In 1887 Queen Victoria celebrated her Golden Jubilee, the electric light bulb came to Leamington and in Rugby Road there was a hive of activity with the building of Milverton School.
The now West Hall (Infant Building) was built in 1887 as a boys' school. A second building, East Hall (Puddleducks Nursery), was completed in 1892 and this became a Mixed School with the boys and girls sharing. The original boys' school was revamped for Infant children who moved in to the school in 1893. The Schools were known as the Milverton Board Schools.
In 1930 the school was re-organised into Milverton County Senior and Junior School. A new building was erected behind the original buildings overlooking Greatheed Road and this housed the Senior School. In 1947 due to the raising of the school leaving age to 14, there was not enough room for all the pupils, so temporary HORSA buildings were built on the site. In 1957 Milverton once again became a Junior and Infant School.
In 1976 further changes were made to the buildings and the school became Milverton Combined School – the First School in the Rugby Road buildings and the Middle School in the Greatheed Road buildings.

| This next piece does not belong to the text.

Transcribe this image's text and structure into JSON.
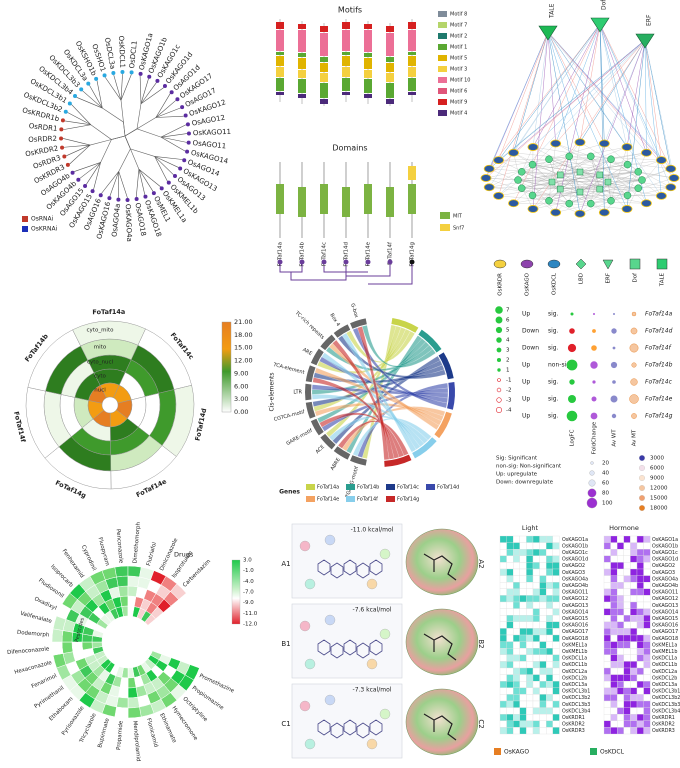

The Greatheed Road building continued to increase in size with the hall being built and two new classrooms (extending the corridor next to the library) replacing terrapin buildings in the 1970s and 1980s. The final major building work took place in 1992 when two new classrooms were built with a different architectural feel to the rest of the school.
In 1996 the school became an all through Primary School (Reception to Year 6) as it is today.
Many thousands of children have passed through the school since 1887, perhaps the most famous and well-known was Sir Frank Whittle who made a major contribution to the invention of the jet engine and attended the school from 1917 to 1918.